How much beer is in a pint? In Michigan, the correct answer is so hard to figure out, a state lawmaker has proposed a bill to fix it.
If passed into law, House Bill 5040 would require that any bar or restaurant selling a “pint” of beer make certain that pint contains a full 16 ounces.
Sounds pretty straightforward—every elementary school in America has a curriculum requiring students, at some point, to learn “one pint equals 16 ounces.” That’s presumably what Michigan state representative Jeff Irwin, one of six Democrats co-sponsoring HB 5040, had in mind when he said “when people buy a pint and they're served less than a pint, it strikes me as sort of low-level fraud.”
Kind of flat
But HB 5040 opponents, including members of the Michigan Licensed Beverage Association, say the bill is both unneeded and based on a misunderstanding.
MLBA’s executive director, Scott Ellis, told MLive.com, a local news outlet, “We have other pressing issues right now that need to be addressed over the amount of alcohol in the pint,” and furthermore, he claimed the word “pint” is a generic term that can refer to any glass of beer, not necessarily a 16-ounce measurement.

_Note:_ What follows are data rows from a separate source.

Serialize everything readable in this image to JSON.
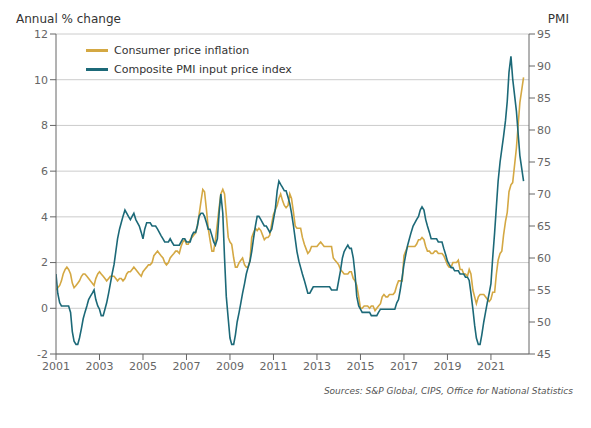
{
  "chart_data": {
    "type": "line",
    "y_label": "Annual % change",
    "y2_label": "PMI",
    "source": "Sources: S&P Global, CIPS, Office for National Statistics",
    "grid": true,
    "legend": "upper left",
    "xlim": [
      2001,
      2022.75
    ],
    "xticks": [
      2001,
      2003,
      2005,
      2007,
      2009,
      2011,
      2013,
      2015,
      2017,
      2019,
      2021
    ],
    "ylim": [
      -2,
      12
    ],
    "yticks": [
      -2,
      0,
      2,
      4,
      6,
      8,
      10,
      12
    ],
    "y2lim": [
      45,
      95
    ],
    "y2ticks": [
      45,
      50,
      55,
      60,
      65,
      70,
      75,
      80,
      85,
      90,
      95
    ],
    "x": [
      2001.0,
      2001.08,
      2001.17,
      2001.25,
      2001.33,
      2001.42,
      2001.5,
      2001.58,
      2001.67,
      2001.75,
      2001.83,
      2001.92,
      2002.0,
      2002.08,
      2002.17,
      2002.25,
      2002.33,
      2002.42,
      2002.5,
      2002.58,
      2002.67,
      2002.75,
      2002.83,
      2002.92,
      2003.0,
      2003.08,
      2003.17,
      2003.25,
      2003.33,
      2003.42,
      2003.5,
      2003.58,
      2003.67,
      2003.75,
      2003.83,
      2003.92,
      2004.0,
      2004.08,
      2004.17,
      2004.25,
      2004.33,
      2004.42,
      2004.5,
      2004.58,
      2004.67,
      2004.75,
      2004.83,
      2004.92,
      2005.0,
      2005.08,
      2005.17,
      2005.25,
      2005.33,
      2005.42,
      2005.5,
      2005.58,
      2005.67,
      2005.75,
      2005.83,
      2005.92,
      2006.0,
      2006.08,
      2006.17,
      2006.25,
      2006.33,
      2006.42,
      2006.5,
      2006.58,
      2006.67,
      2006.75,
      2006.83,
      2006.92,
      2007.0,
      2007.08,
      2007.17,
      2007.25,
      2007.33,
      2007.42,
      2007.5,
      2007.58,
      2007.67,
      2007.75,
      2007.83,
      2007.92,
      2008.0,
      2008.08,
      2008.17,
      2008.25,
      2008.33,
      2008.42,
      2008.5,
      2008.58,
      2008.67,
      2008.75,
      2008.83,
      2008.92,
      2009.0,
      2009.08,
      2009.17,
      2009.25,
      2009.33,
      2009.42,
      2009.5,
      2009.58,
      2009.67,
      2009.75,
      2009.83,
      2009.92,
      2010.0,
      2010.08,
      2010.17,
      2010.25,
      2010.33,
      2010.42,
      2010.5,
      2010.58,
      2010.67,
      2010.75,
      2010.83,
      2010.92,
      2011.0,
      2011.08,
      2011.17,
      2011.25,
      2011.33,
      2011.42,
      2011.5,
      2011.58,
      2011.67,
      2011.75,
      2011.83,
      2011.92,
      2012.0,
      2012.08,
      2012.17,
      2012.25,
      2012.33,
      2012.42,
      2012.5,
      2012.58,
      2012.67,
      2012.75,
      2012.83,
      2012.92,
      2013.0,
      2013.08,
      2013.17,
      2013.25,
      2013.33,
      2013.42,
      2013.5,
      2013.58,
      2013.67,
      2013.75,
      2013.83,
      2013.92,
      2014.0,
      2014.08,
      2014.17,
      2014.25,
      2014.33,
      2014.42,
      2014.5,
      2014.58,
      2014.67,
      2014.75,
      2014.83,
      2014.92,
      2015.0,
      2015.08,
      2015.17,
      2015.25,
      2015.33,
      2015.42,
      2015.5,
      2015.58,
      2015.67,
      2015.75,
      2015.83,
      2015.92,
      2016.0,
      2016.08,
      2016.17,
      2016.25,
      2016.33,
      2016.42,
      2016.5,
      2016.58,
      2016.67,
      2016.75,
      2016.83,
      2016.92,
      2017.0,
      2017.08,
      2017.17,
      2017.25,
      2017.33,
      2017.42,
      2017.5,
      2017.58,
      2017.67,
      2017.75,
      2017.83,
      2017.92,
      2018.0,
      2018.08,
      2018.17,
      2018.25,
      2018.33,
      2018.42,
      2018.5,
      2018.58,
      2018.67,
      2018.75,
      2018.83,
      2018.92,
      2019.0,
      2019.08,
      2019.17,
      2019.25,
      2019.33,
      2019.42,
      2019.5,
      2019.58,
      2019.67,
      2019.75,
      2019.83,
      2019.92,
      2020.0,
      2020.08,
      2020.17,
      2020.25,
      2020.33,
      2020.42,
      2020.5,
      2020.58,
      2020.67,
      2020.75,
      2020.83,
      2020.92,
      2021.0,
      2021.08,
      2021.17,
      2021.25,
      2021.33,
      2021.42,
      2021.5,
      2021.58,
      2021.67,
      2021.75,
      2021.83,
      2021.92,
      2022.0,
      2022.17,
      2022.33,
      2022.5
    ],
    "series": [
      {
        "name": "Consumer price inflation",
        "color": "#D4A843",
        "values": [
          0.8,
          0.9,
          1.0,
          1.2,
          1.5,
          1.7,
          1.8,
          1.7,
          1.5,
          1.1,
          0.9,
          1.0,
          1.1,
          1.2,
          1.4,
          1.5,
          1.5,
          1.4,
          1.3,
          1.2,
          1.1,
          1.0,
          1.3,
          1.5,
          1.6,
          1.5,
          1.4,
          1.3,
          1.2,
          1.3,
          1.4,
          1.4,
          1.4,
          1.3,
          1.2,
          1.3,
          1.3,
          1.2,
          1.3,
          1.5,
          1.6,
          1.6,
          1.7,
          1.8,
          1.7,
          1.6,
          1.5,
          1.4,
          1.6,
          1.7,
          1.8,
          1.9,
          1.9,
          2.0,
          2.3,
          2.4,
          2.5,
          2.4,
          2.3,
          2.2,
          2.0,
          1.9,
          2.0,
          2.2,
          2.3,
          2.4,
          2.5,
          2.5,
          2.4,
          2.7,
          2.9,
          3.0,
          2.8,
          2.8,
          3.0,
          3.1,
          3.2,
          3.3,
          3.6,
          4.1,
          4.7,
          5.2,
          5.1,
          4.3,
          3.5,
          3.0,
          2.5,
          2.5,
          3.0,
          3.7,
          4.4,
          5.0,
          5.2,
          5.0,
          4.1,
          3.1,
          2.9,
          2.8,
          2.2,
          1.8,
          1.8,
          2.0,
          2.1,
          2.2,
          1.9,
          1.8,
          1.8,
          2.1,
          3.1,
          3.3,
          3.5,
          3.4,
          3.5,
          3.4,
          3.2,
          3.0,
          3.1,
          3.1,
          3.2,
          3.7,
          4.1,
          4.3,
          4.5,
          4.8,
          5.0,
          4.7,
          4.5,
          4.4,
          4.5,
          5.0,
          4.8,
          4.2,
          3.6,
          3.5,
          3.5,
          3.5,
          3.1,
          2.8,
          2.6,
          2.4,
          2.5,
          2.7,
          2.7,
          2.7,
          2.7,
          2.8,
          2.9,
          2.8,
          2.7,
          2.7,
          2.7,
          2.7,
          2.7,
          2.2,
          2.1,
          2.0,
          1.9,
          1.7,
          1.6,
          1.5,
          1.5,
          1.5,
          1.6,
          1.6,
          1.3,
          1.2,
          1.0,
          0.5,
          0.0,
          0.0,
          0.1,
          0.1,
          0.1,
          0.0,
          0.1,
          0.1,
          -0.1,
          0.0,
          0.1,
          0.2,
          0.5,
          0.6,
          0.5,
          0.5,
          0.6,
          0.6,
          0.6,
          0.7,
          1.0,
          1.2,
          1.2,
          1.2,
          2.3,
          2.5,
          2.7,
          2.7,
          2.7,
          2.7,
          2.7,
          2.8,
          3.0,
          3.0,
          3.1,
          3.0,
          2.7,
          2.5,
          2.5,
          2.4,
          2.4,
          2.5,
          2.5,
          2.4,
          2.4,
          2.4,
          2.3,
          2.1,
          1.9,
          1.8,
          1.8,
          2.0,
          2.0,
          2.0,
          2.1,
          1.7,
          1.7,
          1.5,
          1.5,
          1.4,
          1.7,
          1.5,
          0.8,
          0.5,
          0.2,
          0.5,
          0.6,
          0.6,
          0.6,
          0.5,
          0.4,
          0.3,
          0.4,
          0.7,
          0.7,
          1.5,
          2.1,
          2.4,
          2.5,
          3.2,
          3.8,
          4.2,
          5.1,
          5.4,
          5.5,
          7.0,
          9.0,
          10.1
        ]
      },
      {
        "name": "Composite PMI input price index",
        "color": "#1C6978",
        "axis": "y2",
        "values": [
          57.5,
          54.5,
          53.0,
          52.5,
          52.5,
          52.5,
          52.5,
          52.5,
          51.5,
          48.5,
          47.0,
          46.5,
          46.5,
          47.5,
          49.0,
          50.5,
          51.5,
          52.5,
          53.5,
          54.0,
          54.5,
          55.0,
          53.5,
          52.5,
          52.0,
          51.0,
          51.0,
          52.0,
          53.0,
          54.5,
          56.0,
          57.5,
          59.0,
          61.0,
          63.0,
          64.5,
          65.5,
          66.5,
          67.5,
          67.0,
          66.5,
          66.0,
          66.5,
          67.0,
          66.0,
          65.5,
          65.0,
          64.0,
          63.0,
          64.5,
          65.5,
          65.5,
          65.5,
          65.0,
          65.0,
          65.0,
          64.5,
          64.0,
          63.5,
          63.0,
          62.5,
          62.5,
          62.5,
          63.0,
          62.5,
          62.0,
          62.0,
          62.0,
          62.0,
          62.5,
          63.0,
          63.0,
          62.5,
          62.5,
          62.5,
          63.5,
          64.0,
          64.0,
          65.0,
          66.5,
          67.0,
          67.0,
          66.5,
          65.5,
          64.5,
          64.5,
          63.5,
          62.5,
          62.0,
          63.0,
          67.0,
          70.0,
          67.0,
          60.0,
          54.0,
          50.5,
          47.5,
          46.5,
          46.5,
          48.0,
          50.0,
          51.5,
          53.0,
          54.5,
          56.0,
          57.5,
          58.5,
          59.5,
          61.0,
          63.0,
          65.0,
          66.5,
          66.5,
          66.0,
          65.5,
          65.0,
          65.0,
          64.5,
          64.0,
          64.5,
          66.0,
          67.5,
          70.5,
          72.0,
          71.5,
          71.0,
          70.5,
          70.5,
          69.5,
          68.5,
          67.0,
          65.0,
          63.0,
          61.0,
          59.5,
          58.5,
          57.5,
          56.5,
          55.5,
          54.5,
          54.5,
          55.0,
          55.5,
          55.5,
          55.5,
          55.5,
          55.5,
          55.5,
          55.5,
          55.5,
          55.5,
          55.5,
          55.0,
          55.0,
          55.0,
          55.0,
          56.5,
          58.0,
          60.0,
          61.0,
          61.5,
          62.0,
          61.5,
          61.5,
          60.0,
          57.5,
          54.0,
          52.5,
          52.0,
          51.5,
          51.5,
          51.5,
          51.5,
          51.5,
          51.0,
          51.0,
          51.0,
          51.0,
          51.5,
          52.0,
          52.0,
          52.0,
          52.0,
          52.0,
          52.0,
          52.0,
          52.0,
          52.0,
          53.0,
          53.5,
          55.0,
          57.0,
          59.0,
          60.5,
          62.0,
          63.0,
          64.0,
          65.0,
          65.5,
          66.0,
          66.5,
          67.5,
          68.0,
          67.5,
          66.0,
          65.0,
          64.0,
          63.0,
          63.0,
          63.0,
          63.0,
          62.5,
          62.5,
          62.5,
          61.5,
          60.5,
          59.5,
          59.0,
          58.5,
          58.5,
          58.0,
          58.0,
          58.0,
          57.5,
          57.5,
          57.5,
          57.0,
          57.0,
          56.5,
          54.5,
          52.0,
          49.5,
          47.5,
          46.5,
          46.5,
          48.0,
          50.0,
          51.5,
          53.0,
          54.5,
          56.0,
          60.0,
          64.0,
          68.0,
          72.0,
          75.0,
          77.0,
          79.0,
          81.5,
          84.5,
          89.0,
          91.5,
          88.0,
          83.0,
          76.0,
          72.0
        ]
      }
    ]
  }
}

On the other hand, HB 5040 supporters counter, anti-fraud consumer laws already cover customers in gas stations and grocery stores—whether you buy a gallon of gas or a gallon of milk, that gallon’s supposed to adhere to a specific term of liquid measurement. Same goes for pint, quart and similar terms—if a pint of buttermilk from a grocery stores is supposed to hold 16 ounces, why not hold bars and restaurants to the same standard?
By contrast, “pint” glasses in bars and restaurants can hold as little as 12 ounces, only three-quarters of a pint.
As of press time, it’s far too early to predict whether the bill will make it into law, or just slowly evaporate in the legislature.